Anne Sexton, 45 Mercy Street

Anne Sexton (45 Mercy Street)
Anne Sexton, 45 Mercy Street - Encre, café, aquarelle et gouache sur A4 180g
Musique : https://youtu.be/-H5Gr1ddfbo (Peter Gabriel - Mercy Street)

Aujourd'hui Cian m'a montré un portrait. Celui d'une jeune femme et voici ce qu'il m'a expliqué :


"Je l'avoue, avant-hier encore je n'avais pas la moindre idée de qui était Anne Sexton (de son vrai nom Anne Gray Harvey). C'est venu de fil en aiguille en réécoutant Peter Gabriel depuis quelques jours. Parmi toutes ses chansons, "Mercy Street" est une des plus émouvantes même sans en comprendre vraiment les paroles, ce qui est mon cas. Comme souvent ses textes sont très poétiques, difficiles à interpréter avec mon anglais insuffisant et les douteuses traductions d'internet...

Portée par une musique crépusculaire, doucement chantée comme une prière sans espoir, je la perçois aussi comme une berceuse mortelle où il est question de choses qu'Anne désire en rêve mais dont on comprend qu'elles lui sont en réalité inaccessibles : l'introuvable rue de la miséricorde, la tendresse, les vibrations du désir, les bras d'un père qu'on espère protecteur, les lèvres de Marie, et la pitié, oui surtout la pitié... mais il y a aussi cette dangereuse barque prise dans l'obscurité pour affronter la mer...

En fouillant, j'ai lu que c'était "45 Mercy Street", un poème d'Anne Sexton, qui l'avait inspirée.
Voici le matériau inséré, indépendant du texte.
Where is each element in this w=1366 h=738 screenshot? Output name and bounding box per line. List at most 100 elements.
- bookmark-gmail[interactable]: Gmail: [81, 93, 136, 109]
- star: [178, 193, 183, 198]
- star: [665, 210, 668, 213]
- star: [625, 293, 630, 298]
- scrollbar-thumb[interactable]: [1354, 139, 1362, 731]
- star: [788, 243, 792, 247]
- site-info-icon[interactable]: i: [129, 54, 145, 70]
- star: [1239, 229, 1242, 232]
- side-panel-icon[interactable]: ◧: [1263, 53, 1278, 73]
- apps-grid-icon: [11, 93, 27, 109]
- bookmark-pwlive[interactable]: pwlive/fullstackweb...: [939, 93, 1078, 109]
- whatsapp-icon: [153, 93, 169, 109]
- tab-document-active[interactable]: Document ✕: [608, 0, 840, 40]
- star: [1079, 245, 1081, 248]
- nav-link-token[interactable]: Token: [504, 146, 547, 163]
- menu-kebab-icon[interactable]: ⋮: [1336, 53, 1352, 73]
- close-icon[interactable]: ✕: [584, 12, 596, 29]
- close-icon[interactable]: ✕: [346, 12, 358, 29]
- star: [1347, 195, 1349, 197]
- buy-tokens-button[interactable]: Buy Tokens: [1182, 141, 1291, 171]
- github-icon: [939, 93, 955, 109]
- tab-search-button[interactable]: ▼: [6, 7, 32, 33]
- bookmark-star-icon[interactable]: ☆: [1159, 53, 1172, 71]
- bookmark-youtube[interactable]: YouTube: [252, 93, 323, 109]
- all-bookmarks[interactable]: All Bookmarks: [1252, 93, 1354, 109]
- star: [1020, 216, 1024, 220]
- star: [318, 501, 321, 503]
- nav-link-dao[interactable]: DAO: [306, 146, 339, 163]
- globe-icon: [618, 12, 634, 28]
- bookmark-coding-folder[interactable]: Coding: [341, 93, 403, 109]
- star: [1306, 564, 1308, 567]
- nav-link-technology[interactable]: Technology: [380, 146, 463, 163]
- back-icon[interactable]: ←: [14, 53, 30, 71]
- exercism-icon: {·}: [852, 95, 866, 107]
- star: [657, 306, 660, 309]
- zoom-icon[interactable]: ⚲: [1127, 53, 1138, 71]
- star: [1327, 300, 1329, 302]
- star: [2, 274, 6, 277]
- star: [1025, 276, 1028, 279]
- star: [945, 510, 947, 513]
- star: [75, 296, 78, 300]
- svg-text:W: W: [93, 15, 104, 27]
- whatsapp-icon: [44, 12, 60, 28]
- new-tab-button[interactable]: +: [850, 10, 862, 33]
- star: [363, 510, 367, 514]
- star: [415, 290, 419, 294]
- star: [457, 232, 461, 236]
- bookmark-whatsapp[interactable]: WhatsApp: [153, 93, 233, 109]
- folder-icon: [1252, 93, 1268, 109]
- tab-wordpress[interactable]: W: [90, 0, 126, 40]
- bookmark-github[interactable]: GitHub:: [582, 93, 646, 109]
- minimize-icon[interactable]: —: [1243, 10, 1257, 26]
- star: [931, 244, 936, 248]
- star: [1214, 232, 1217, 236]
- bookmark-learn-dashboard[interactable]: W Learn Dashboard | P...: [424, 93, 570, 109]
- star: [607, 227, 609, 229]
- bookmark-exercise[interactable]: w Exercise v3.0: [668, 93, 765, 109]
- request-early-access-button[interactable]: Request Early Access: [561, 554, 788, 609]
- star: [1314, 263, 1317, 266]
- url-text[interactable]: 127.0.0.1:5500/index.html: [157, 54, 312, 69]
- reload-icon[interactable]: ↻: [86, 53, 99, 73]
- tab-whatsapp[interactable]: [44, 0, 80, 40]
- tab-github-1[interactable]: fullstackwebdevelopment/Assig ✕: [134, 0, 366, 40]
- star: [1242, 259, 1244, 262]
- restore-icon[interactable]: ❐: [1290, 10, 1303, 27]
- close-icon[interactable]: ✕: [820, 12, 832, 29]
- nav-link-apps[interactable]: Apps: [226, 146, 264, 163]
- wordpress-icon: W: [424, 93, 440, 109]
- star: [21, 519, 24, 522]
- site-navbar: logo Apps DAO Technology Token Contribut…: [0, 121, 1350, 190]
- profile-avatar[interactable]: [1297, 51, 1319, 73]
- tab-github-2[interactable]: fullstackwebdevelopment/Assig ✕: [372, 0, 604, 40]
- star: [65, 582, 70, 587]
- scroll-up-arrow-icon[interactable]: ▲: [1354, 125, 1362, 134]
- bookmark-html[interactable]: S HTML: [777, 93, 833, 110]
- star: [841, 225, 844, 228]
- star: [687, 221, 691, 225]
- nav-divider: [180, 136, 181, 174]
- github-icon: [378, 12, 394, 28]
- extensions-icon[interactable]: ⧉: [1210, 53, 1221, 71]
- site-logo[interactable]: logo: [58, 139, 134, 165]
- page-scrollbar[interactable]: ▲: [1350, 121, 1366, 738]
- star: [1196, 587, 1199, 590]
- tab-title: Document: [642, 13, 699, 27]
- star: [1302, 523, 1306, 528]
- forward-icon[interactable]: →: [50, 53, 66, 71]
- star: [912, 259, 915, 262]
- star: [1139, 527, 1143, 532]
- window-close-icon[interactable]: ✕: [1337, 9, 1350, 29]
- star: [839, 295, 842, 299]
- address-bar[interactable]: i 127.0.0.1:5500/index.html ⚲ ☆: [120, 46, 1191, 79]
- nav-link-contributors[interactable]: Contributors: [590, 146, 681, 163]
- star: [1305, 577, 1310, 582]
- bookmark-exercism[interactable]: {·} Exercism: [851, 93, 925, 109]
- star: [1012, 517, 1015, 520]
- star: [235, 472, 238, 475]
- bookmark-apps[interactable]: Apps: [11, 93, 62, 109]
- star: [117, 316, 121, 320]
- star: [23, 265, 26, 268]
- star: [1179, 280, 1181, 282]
Alors j'ai voulu savoir qui elle était, car si elle avait poussé Peter Gabriel à écrire et chanter, c'était forcément quelqu'un ou une histoire d'importance.

Née en 1928, Anne Sexton a été amenée à l'écriture comme une thérapie à 27 ans, à cause d'une dépression grave. Ses poèmes ont alors renversé les tabous de l'avortement, de la sexualité féminine, de l'adultère... Reconnue aux Etats-Unis comme une poétesse de premier plan, elle a obtenu le prix Pulitzer en 1967. Ce qu'elle n'a pas obtenu, c'est de s'accorder assez de pitié pour continuer à vivre. Elle s'est suicidée à 45 ans. 45 comme le numéro de Mercy Street qu'elle ne parvenait pas à retrouver dans son rêve. C'était en 1974, il y a 45 ans.

Maintenant que je sais un peu qui était Anne Sexton et que le hasard des nombres ou l'ironie des dieux m'ont amené à elle, je voulais vous en parler avec ce portrait et cette traduction française d'un autre de ses poèmes qui dit beaucoup de sa détresse :

Le poète de l'ignorance 
par Anne Sexton

Peut-être que la terre flotte,
Je ne sais pas.
Peut-être que les étoiles sont de petits bouts de papier
Découpés par des ciseaux géants,
Je ne sais pas.
Peut-être que la lune est une larme gelée,
Je ne sais pas.
Peut-être que Dieu n'est qu'une voix grave
entendue par les sourds,
Je ne sais pas.

Je ne suis peut-être personne.
C'est vrai, j'ai un corps
et je ne peux pas y échapper.
Je voudrais sortir de ma tête,
mais c'est hors de question.
C'est écrit sur la tablette du destin
que je suis coincée ici sous cette forme humaine.
Comme c'est le cas
Je voudrais attirer l'attention sur mon problème.

Il y a un animal en moi,
S'agrippant à mon cœur,
un énorme crabe.
Les médecins de Boston
ont levé leurs mains.
Ils ont essayé scalpels,
aiguilles, gaz toxiques et autres.
Le crabe reste.
C'est un grand poids.
J'essaye de l'oublier, vaquer à mes occupations,
cuire des brocolis, ouvrir les livres fermés,
me brosser les dents et lacer mes chaussures.
J'ai essayé la prière
mais quand je prie le crabe serre plus fort
et la douleur augmente.

J'ai fait un rêve une fois,
c'était peut-être un rêve,
que le crabe était mon ignorance de Dieu.
Mais qui suis-je pour croire aux rêves?

Puisque moi aussi j'ignore Dieu, certains mots n'ont aucun sens. J'aimerais pourtant te les dire, Anne,
Paix à ton âme, oui, paix à ton âme."